I particularly liked this:

The very notion of black and white history is both a theoretical nonsense and a practical necessity. There is no scientific or biological basis for race. It is a construct to explain the gruesome reality that racism built. But logic suggests you cannot have black history without white history.

It’s 9 AM and I have my lecture for today pretty much prepared.

I am frustrated because I am having to fight the emotional hangover from last night at church. The service went splendidly. I got lost once in playing and conducting the Brahms motet but recovered quickly. We performed a movement from my old cantata “ash Wed.” I’ve never done this piece in liturgy before and I found it satisfying.

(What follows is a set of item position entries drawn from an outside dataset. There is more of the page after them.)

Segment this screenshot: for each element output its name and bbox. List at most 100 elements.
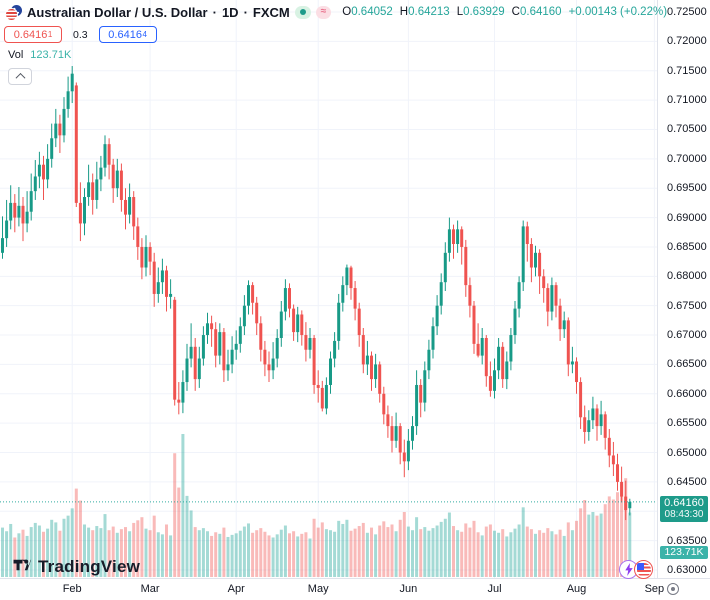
volume-bar (70, 508, 74, 577)
candle-body (517, 282, 521, 309)
candle-body (156, 282, 160, 294)
candle-body (160, 270, 164, 283)
volume-bar (579, 508, 583, 577)
volume-bar (542, 532, 546, 577)
volume-bar (156, 532, 160, 577)
candle-body (136, 226, 140, 247)
symbol-row: Australian Dollar / U.S. Dollar · 1D · F… (6, 3, 667, 21)
candle-body (370, 355, 373, 380)
candle-body (415, 384, 419, 427)
candle-body (1, 238, 4, 253)
price-tick-label: 0.72500 (667, 6, 707, 18)
candle-body (443, 252, 447, 283)
time-axis[interactable]: Feb Mar Apr May Jun Jul Aug Sep (0, 578, 710, 600)
volume-bar (115, 532, 119, 577)
volume-bar (29, 527, 33, 577)
volume-bar (95, 526, 99, 577)
candle-body (111, 164, 115, 189)
candle-body (587, 420, 591, 432)
timeframe-label[interactable]: 1D (221, 4, 239, 20)
collapse-legend-button[interactable] (8, 68, 32, 85)
volume-bar (595, 515, 599, 577)
volume-bar (74, 488, 78, 577)
candle-body (17, 205, 21, 218)
candle-body (431, 326, 435, 350)
candle-body (42, 164, 45, 180)
candle-body (267, 364, 271, 371)
candle-body (271, 358, 275, 371)
candle-body (5, 220, 9, 239)
volume-bar (427, 530, 431, 577)
economic-event-markers (619, 560, 653, 579)
tradingview-watermark[interactable]: TradingView (12, 556, 140, 577)
candle-body (460, 229, 464, 247)
us-flag-event-icon[interactable] (634, 560, 653, 579)
buy-ask-button[interactable]: 0.6416 4 (98, 26, 157, 43)
symbol-title[interactable]: Australian Dollar / U.S. Dollar (27, 4, 208, 20)
volume-bar (509, 532, 513, 577)
candle-body (296, 314, 300, 333)
candle-body (50, 138, 54, 159)
volume-bar (21, 529, 25, 577)
candle-body (509, 335, 513, 362)
volume-bar (296, 536, 300, 577)
volume-bar (562, 535, 566, 577)
candle-body (304, 335, 308, 350)
candle-body (222, 332, 226, 371)
candle-body (66, 91, 70, 109)
volume-bar (275, 534, 279, 577)
candle-body (169, 293, 173, 297)
price-tick-label: 0.70000 (667, 152, 707, 165)
month-label: Mar (140, 583, 160, 595)
candle-body (25, 211, 29, 224)
volume-bar (394, 531, 398, 577)
candle-body (583, 417, 587, 432)
candle-body (472, 305, 476, 344)
volume-bar (124, 527, 127, 577)
change-value: +0.00143 (+0.22%) (568, 6, 668, 18)
candle-body (406, 440, 410, 462)
candle-body (542, 276, 546, 289)
candle-body (37, 164, 41, 177)
volume-bar (58, 530, 62, 577)
volume-bar (255, 530, 259, 577)
volume-value: 123.71K (30, 49, 72, 61)
volume-bar (374, 534, 378, 577)
candle-body (525, 226, 529, 245)
candle-body (575, 361, 578, 383)
open-label: O (342, 6, 352, 18)
aud-usd-pair-flags-icon (6, 4, 22, 20)
volume-bar (251, 532, 255, 577)
candle-body (365, 355, 369, 365)
bid-ask-row: 0.6416 1 0.3 0.6416 4 (4, 26, 667, 43)
volume-bar (242, 526, 246, 577)
volume-bar (5, 531, 9, 577)
volume-bar (570, 530, 574, 577)
volume-bar (607, 496, 611, 577)
volume-bar (382, 521, 386, 577)
price-tick-label: 0.64500 (667, 475, 707, 488)
candle-body (488, 376, 492, 391)
price-tick-label: 0.69000 (667, 211, 707, 224)
candle-body (394, 426, 398, 441)
candle-body (33, 176, 37, 192)
candlestick-chart-canvas[interactable] (0, 0, 657, 578)
price-tick-label: 0.65000 (667, 446, 707, 459)
candle-body (185, 358, 189, 383)
volume-bar (144, 528, 148, 577)
candle-body (300, 314, 304, 336)
volume-bar (91, 530, 95, 577)
market-open-dot-icon[interactable] (294, 5, 311, 19)
volume-bar (292, 531, 296, 577)
volume-bar (300, 533, 304, 577)
candle-body (197, 358, 201, 380)
price-axis[interactable]: 0.64160 08:43:30 123.71K 0.72500 0.72000 0… (657, 0, 710, 578)
axis-settings-target-icon[interactable] (667, 583, 679, 595)
candle-body (107, 144, 111, 165)
candle-body (230, 349, 234, 365)
sell-bid-button[interactable]: 0.6416 1 (4, 26, 62, 43)
volume-bar (361, 522, 365, 577)
candle-body (78, 202, 82, 224)
delayed-data-waves-icon[interactable]: ≈ (315, 5, 332, 19)
volume-bar (148, 530, 152, 577)
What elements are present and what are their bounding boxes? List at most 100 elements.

The Hindemith postlude went surprisingly well. (It’s not all that easy). And we did a spanish type Taize piece with guitars, conga and flute…. I thought it was cool.

Before the service a couple of choir members were very angry with me. One of them left during the service.

This stuff drives me a little nuts. I hope it’s not inappropriate to at least mention it here. I woke up at 5 AM this morning and lay in bed and couldn’t get my mind off these people’s anger. I think this is “old guy” stuff. Ever since my forties I have found it more difficult to shift gears emotionally. It seems that all I can do is wait it out. Good grief.